Si le principe de base, qui consiste en l’application à la surface du crâne d’un stimulus électrique pour provoquer une crise d’épilepsie, reste inchangé, les modalités d’administration sont très éloignées de celles des débuts, puisqu’elle se déroule toujours sous anesthésie générale brève et curarisation afin d’éviter des complications liées aux convulsions qu’elle engendre.
Les effets secondaires les plus fréquents sont la confusion (durant habituellement moins d’une heure) et une amnésie portant surtout sur les événements récents (régressive mais pouvant parfois persister partiellement).
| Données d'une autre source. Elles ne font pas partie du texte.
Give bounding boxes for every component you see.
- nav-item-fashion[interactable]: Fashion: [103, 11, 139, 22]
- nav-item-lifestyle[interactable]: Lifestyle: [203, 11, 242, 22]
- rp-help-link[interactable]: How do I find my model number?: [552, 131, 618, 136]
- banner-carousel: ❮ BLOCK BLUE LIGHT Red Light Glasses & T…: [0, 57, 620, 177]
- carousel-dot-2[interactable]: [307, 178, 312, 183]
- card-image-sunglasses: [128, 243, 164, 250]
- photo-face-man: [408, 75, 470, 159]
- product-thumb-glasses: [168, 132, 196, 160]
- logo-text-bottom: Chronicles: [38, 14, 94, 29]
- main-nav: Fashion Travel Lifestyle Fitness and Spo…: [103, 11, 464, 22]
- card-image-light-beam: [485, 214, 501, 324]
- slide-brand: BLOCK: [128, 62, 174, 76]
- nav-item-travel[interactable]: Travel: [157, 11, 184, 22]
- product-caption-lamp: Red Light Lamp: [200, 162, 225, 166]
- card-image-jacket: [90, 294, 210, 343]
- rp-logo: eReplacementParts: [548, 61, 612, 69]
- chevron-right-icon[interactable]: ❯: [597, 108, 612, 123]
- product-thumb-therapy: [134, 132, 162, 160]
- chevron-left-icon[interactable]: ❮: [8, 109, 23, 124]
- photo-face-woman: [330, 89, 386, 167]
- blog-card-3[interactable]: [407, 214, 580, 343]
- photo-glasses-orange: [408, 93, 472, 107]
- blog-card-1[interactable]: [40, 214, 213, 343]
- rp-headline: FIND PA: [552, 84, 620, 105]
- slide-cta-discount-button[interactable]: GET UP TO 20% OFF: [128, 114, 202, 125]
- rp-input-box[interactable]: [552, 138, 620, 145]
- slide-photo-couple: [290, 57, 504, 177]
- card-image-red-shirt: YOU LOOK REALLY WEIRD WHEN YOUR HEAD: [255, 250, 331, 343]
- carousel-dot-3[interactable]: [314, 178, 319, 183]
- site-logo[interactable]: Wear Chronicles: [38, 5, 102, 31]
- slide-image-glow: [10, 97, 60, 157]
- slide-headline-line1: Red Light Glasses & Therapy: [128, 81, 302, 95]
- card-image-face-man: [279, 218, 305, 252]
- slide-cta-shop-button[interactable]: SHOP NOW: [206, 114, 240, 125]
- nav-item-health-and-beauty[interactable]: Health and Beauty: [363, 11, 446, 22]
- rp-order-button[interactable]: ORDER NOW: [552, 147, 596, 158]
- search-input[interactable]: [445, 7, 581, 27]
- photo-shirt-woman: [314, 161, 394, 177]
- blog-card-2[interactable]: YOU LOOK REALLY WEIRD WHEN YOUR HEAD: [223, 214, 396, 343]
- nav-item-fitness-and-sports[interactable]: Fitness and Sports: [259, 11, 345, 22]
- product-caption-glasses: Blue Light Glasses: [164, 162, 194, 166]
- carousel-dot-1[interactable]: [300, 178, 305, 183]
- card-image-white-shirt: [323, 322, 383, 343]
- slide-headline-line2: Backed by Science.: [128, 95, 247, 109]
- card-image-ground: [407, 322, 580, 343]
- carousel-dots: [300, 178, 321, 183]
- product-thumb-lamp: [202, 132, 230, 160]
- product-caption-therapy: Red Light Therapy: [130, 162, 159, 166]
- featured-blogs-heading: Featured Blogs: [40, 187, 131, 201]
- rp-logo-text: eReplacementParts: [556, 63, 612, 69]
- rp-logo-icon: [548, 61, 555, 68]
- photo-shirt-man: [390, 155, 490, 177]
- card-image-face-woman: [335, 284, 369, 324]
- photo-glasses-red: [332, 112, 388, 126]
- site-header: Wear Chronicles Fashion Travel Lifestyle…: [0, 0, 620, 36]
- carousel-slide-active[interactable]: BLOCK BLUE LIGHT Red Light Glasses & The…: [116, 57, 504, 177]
Ces risques sont toutefois considérablement diminués par certains développements techniques récents, comme l’abandon des ondes sinusoïdales en faveur de trains d’ondes pulsées brèves ou ultrabrèves, mais aussi par le choix d’une stimulation unilatérale de l’hémisphère du cerveau non dominant. Celle-ci vise à épargner les aires du langage.
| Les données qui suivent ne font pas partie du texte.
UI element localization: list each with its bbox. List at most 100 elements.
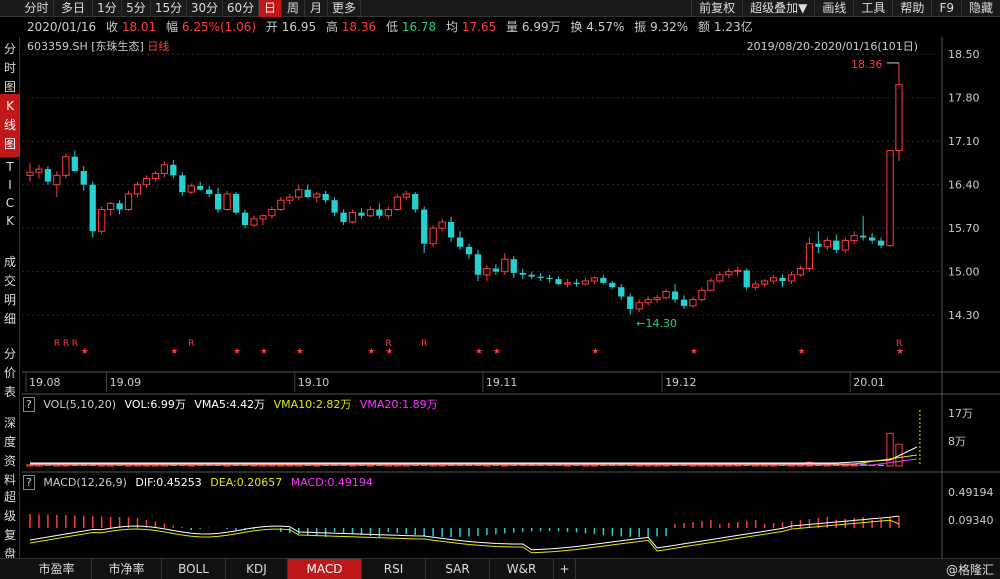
macd-params: MACD(12,26,9): [43, 476, 127, 489]
candle-up: [295, 189, 303, 198]
bottom-tab-1[interactable]: 市净率: [92, 559, 162, 579]
dif-line: [29, 515, 900, 551]
candle-up: [53, 174, 61, 186]
candle-up: [689, 299, 697, 307]
signal-marker: R: [421, 339, 427, 349]
candle-down: [241, 212, 249, 226]
candle-up: [886, 150, 894, 247]
vol-settings-icon[interactable]: ?: [23, 397, 35, 412]
add-tab-icon[interactable]: +: [554, 559, 576, 579]
candle-up: [653, 297, 661, 301]
bottom-tab-7[interactable]: W&R: [490, 559, 554, 579]
candle-up: [760, 280, 769, 285]
candle-up: [707, 280, 715, 291]
candle-up: [98, 209, 106, 232]
candle-down: [80, 171, 87, 185]
x-tick-label: 19.12: [665, 376, 697, 389]
bottom-tab-5[interactable]: RSI: [362, 559, 426, 579]
x-tick-label: 19.08: [29, 376, 61, 389]
max-price-annotation: 18.36: [851, 58, 883, 71]
vma20-label: VMA20:1.89万: [359, 398, 438, 411]
candle-up: [662, 291, 670, 299]
bottom-tab-4[interactable]: MACD: [288, 559, 362, 579]
candle-up: [313, 193, 321, 198]
signal-marker: R: [54, 339, 60, 349]
candle-up: [501, 258, 509, 273]
signal-marker: ★: [690, 347, 698, 357]
price-tick-label: 17.80: [948, 92, 980, 105]
vol-params: VOL(5,10,20): [43, 398, 117, 411]
signal-marker: R: [72, 339, 78, 349]
candle-up: [348, 212, 357, 223]
candle-down: [609, 282, 616, 288]
candle-down: [304, 189, 311, 198]
candle-down: [573, 282, 580, 285]
signal-marker: ★: [367, 347, 375, 357]
candle-up: [841, 240, 849, 251]
candle-up: [142, 177, 151, 186]
volume-bar: [886, 432, 894, 467]
candle-up: [581, 280, 590, 285]
chart-canvas[interactable]: 18.50 17.80 17.10 16.40 15.70 15.00 14.30 18.36…: [0, 0, 1000, 558]
candle-up: [26, 171, 34, 176]
candle-up: [429, 227, 437, 245]
candle-up: [35, 168, 43, 173]
x-tick-label: 20.01: [853, 376, 885, 389]
vol-header: ? VOL(5,10,20) VOL:6.99万 VMA5:4.42万 VMA1…: [23, 396, 443, 412]
macd-settings-icon[interactable]: ?: [23, 475, 35, 490]
candle-up: [259, 215, 267, 220]
candle-up: [823, 240, 831, 248]
signal-marker: ★: [260, 347, 268, 357]
macd-tick-label: 0.09340: [948, 514, 994, 527]
candle-down: [860, 235, 867, 238]
candle-down: [421, 209, 428, 244]
signal-marker: ★: [170, 347, 178, 357]
candle-down: [492, 268, 499, 272]
price-tick-label: 14.30: [948, 309, 980, 322]
candle-down: [815, 243, 822, 247]
candle-down: [447, 221, 455, 238]
candle-up: [393, 196, 401, 211]
candle-up: [106, 202, 115, 211]
candle-down: [116, 203, 123, 210]
candle-up: [635, 302, 643, 310]
candle-up: [286, 196, 294, 201]
vol-tick-label: 17万: [948, 407, 973, 420]
bottom-tab-3[interactable]: KDJ: [226, 559, 288, 579]
signal-marker: ★: [493, 347, 501, 357]
candle-up: [151, 172, 160, 179]
candle-down: [528, 274, 535, 277]
candle-down: [322, 194, 329, 201]
signal-marker: ★: [233, 347, 241, 357]
bottom-tab-2[interactable]: BOLL: [162, 559, 226, 579]
signal-marker: ★: [475, 347, 483, 357]
candle-up: [725, 271, 733, 276]
signal-marker: R: [63, 339, 69, 349]
candle-up: [124, 193, 133, 211]
signal-marker: R: [188, 339, 194, 349]
signal-marker: ★: [385, 347, 393, 357]
candle-up: [752, 283, 760, 288]
candle-down: [868, 237, 876, 241]
signal-marker: ★: [81, 347, 89, 357]
bottom-tab-6[interactable]: SAR: [426, 559, 490, 579]
candle-up: [384, 209, 392, 217]
vol-tick-label: 8万: [948, 435, 966, 448]
candle-down: [44, 169, 52, 182]
x-tick-label: 19.11: [486, 376, 518, 389]
dea-line: [29, 519, 900, 554]
candle-down: [214, 194, 222, 210]
bottom-tab-0[interactable]: 市盈率: [22, 559, 92, 579]
candle-up: [644, 299, 652, 304]
candle-down: [456, 237, 464, 247]
candle-up: [734, 269, 742, 273]
candle-up: [698, 289, 706, 301]
candle-up: [187, 185, 195, 193]
macd-tick-label: 0.49194: [948, 486, 994, 499]
candle-down: [170, 164, 177, 176]
candle-down: [358, 212, 365, 216]
candle-down: [519, 272, 526, 275]
candle-down: [474, 254, 482, 275]
candle-down: [197, 185, 204, 190]
candle-down: [833, 240, 840, 250]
L’ECT ne provoque aucune lésion du tissu cérébral et les complications graves sont extrêmement rares, le taux de mortalité se confondant avec celui de l’anesthésie générale. Le traitement consiste généralement en deux stimulations par semaine, la rémission étant souvent obtenue après six à douze séances. Des séances supplémentaires (dites «d’entretien») plus espacées peuvent parfois être indiquées chez certains patients.
Quand utiliser l’ECT?
L’indication principale est l’épisode dépressif sévère résistant au traitement, mais l’ECT est également utilisée dans d’autres situations telles que les épisodes maniaques, les épisodes aigus de schizophrénie catatonique et le syndrome malin des neuroleptiques. L’ECT est particulièrement utile si les psychotropes sont inefficaces, d’emploi risqué du fait de risques de complications ou d’interactions médicamenteuses, et son efficacité est marquée chez les personnes âgées et chez la femme enceinte.
Il ne s’agit du reste pas uniquement d’un traitement de dernier recours, l’ECT étant indiquée en première intention quand le pronostic vital est engagé, comme en cas d’épisode dépressif majeur risquant de conduire au suicide ou d’arrêt d’alimentation, de catatonie, ou parfois en cas de demande de la part du patient. Il n’y a pas de contre-indication absolue ni de limite d’âge, les situations étant discutées entre l’anesthésiste et le psychiatre.
Les modes d’action suggérés par la recherche sont l’augmentation de la libération de dopamine, de sérotonine, et de GABA (acide γ-aminobutyrique, un des principaux neurotransmetteurs inhibiteur du système nerveux central) qui pourrait expliquer les propriétés paradoxalement anticonvulsivantes de l’ECT.
Récemment, des travaux d’imagerie fonctionnelle chez les patients dépressifs ont montré qu’au travers d’une zone du cortex appelé «nexus dorsal», trois réseaux (affectif, contrôle cognitif et réseau de «mode par défaut») avaient acquis une connectivité accrue par rapport aux contrôles. La réduction de cette hyperconnectivité locale pourrait du reste constituer une cible importante pour le traitement de la dépression. L’ECT semble agir sur cet excès de connectivité, dans une région restreinte du cortex qui inclut le nexus dorsal, ce qui pourrait expliquer à la fois l’efficacité de ce traitement, mais aussi ses effets secondaires.
Lutter contre les préjugés
A la lumière des résultats de désormais nombreuses études cliniques et des connaissances qui s’accumulent pour expliquer le fonctionnement de cette méthode, il est important de chercher à s’extraire des débats idéologiques et de baser sur des données scientifiques et éthiques la réflexion nécessaire pour définir la place que l’ECT doit trouver dans l’arsenal thérapeutique. S’il est important de veiller à prévenir toute dérive, il serait en effet difficilement justifiable que des préjugés infondés privent les patients d’une méthode de soins répondant aux critères de la science et qui, dans certains cas, peut sauver des vies.
Référence
Adapté de «Psychiatrie. Electroconvulsivothérapie – au-delà du mythe», Dr. Jean-Frédéric Mall in Revue médicale suisse, 2013;9:76-9, en collaboration avec les auteurs.